As I ran today, I reminisced of direct shots to my chest, one in particular as a young man would be sparring with me, back then he was sixty to seventy pounds more than I. He’d landed a kick that nearly made me sink to the mat. I could feel myself almost leave consciousness with a blow to the chest, two guys resting on the side saw the look on my face. I saw their looks of shock as they asked me, “You okay?” Even if I wasn’t, I’d remark, “I’m Okay.” Then after twenty seconds we’d continue, only this time I bum-rushed the kid, reading when he’d throw that same kick to the chest.
Then, today I remembered my first heart shot. Phil threw it clean. We were wearing four ounce gloves, it was a Wednesday evening at about half-past nine, in his basement. It landed so solidly, a feeling of electrical shock hit both my arms to my hands and both my legs to my feet. I could not control the force of pain that scattered through my chest. I wanted to stay standing; yet the force made me drop to my knees in a scary forceful wonderment at the same time as I went to gasp, “What the hell? How did I feel all of that?” Phil answered, “That’s a heart shot.” I took a few seconds and gradually came to my feet. I felt that it had to be a minimum of fifteen seconds that had passed since the shot. I saw total annihilation of my being unable to move, or even to force myself forward, not even having the ability to reach out to grab for Phil’s legs or feet to attempt a last effort takedown.
No head shot, no shin to the mouth, no knee to the jaw, kicks to the head that I’d ever experienced had ever delivered that much stop ability then in 2010. Other then, that same stop ability as my first liver shot was delivered to me on Thursday, February 26th, 2009 from a one hundred eighty pound Muay Thai fighter. Which delivered broken as well as dislocated ribs and torn intercoastals would be all I have been able to compare that heart shot experience to.
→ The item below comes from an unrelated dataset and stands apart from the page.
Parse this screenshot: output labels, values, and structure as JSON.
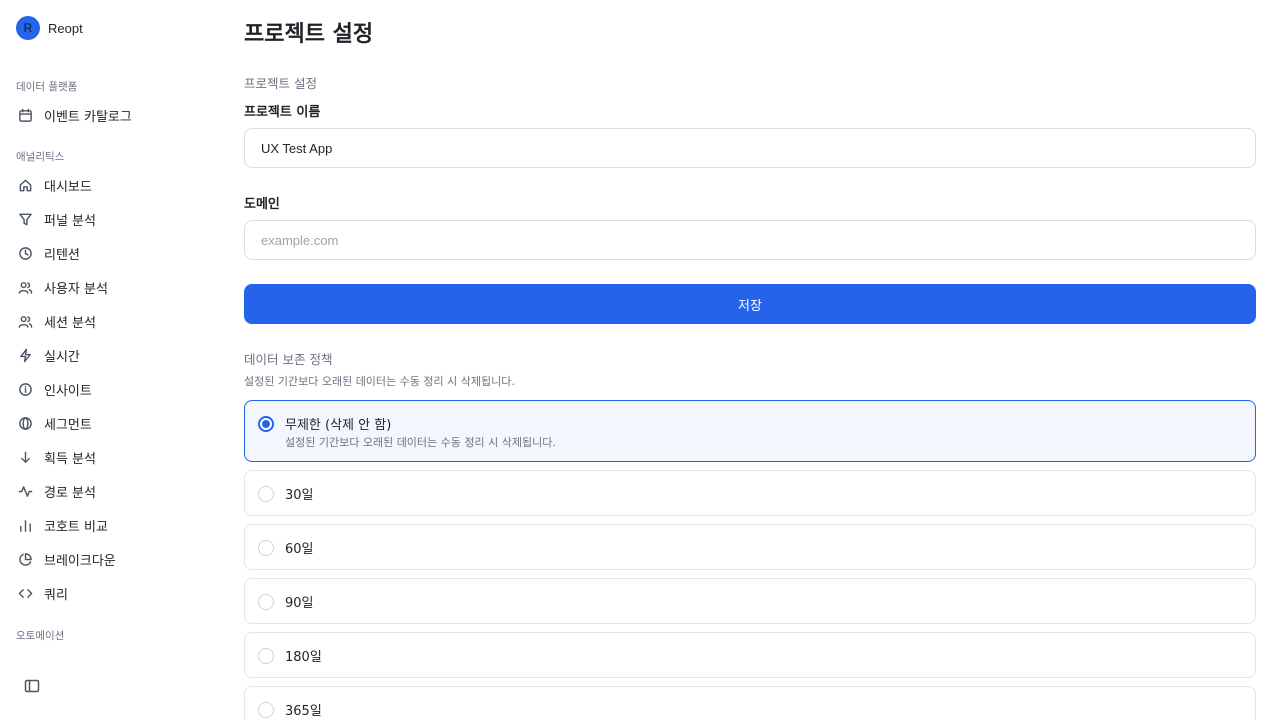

There’s a sick feeling you get when your body is hit over and over and over again. You learn to swallow it or sink to the canvas. My guess is Dwight Ritchie swallowed it. The jury is still out on what truly caused Dwight Ritchie’s death. Yet to me today it is at least the fifth death of a Boxer this year. I cannot recall but one maybe two deaths in the ring from 1966 through 2018. To me, this is unusual, yet with the violence as part of combat sports with striking it may seem logical. I can say one thing, that fight training is usually harder than the actual scheduled fight itself.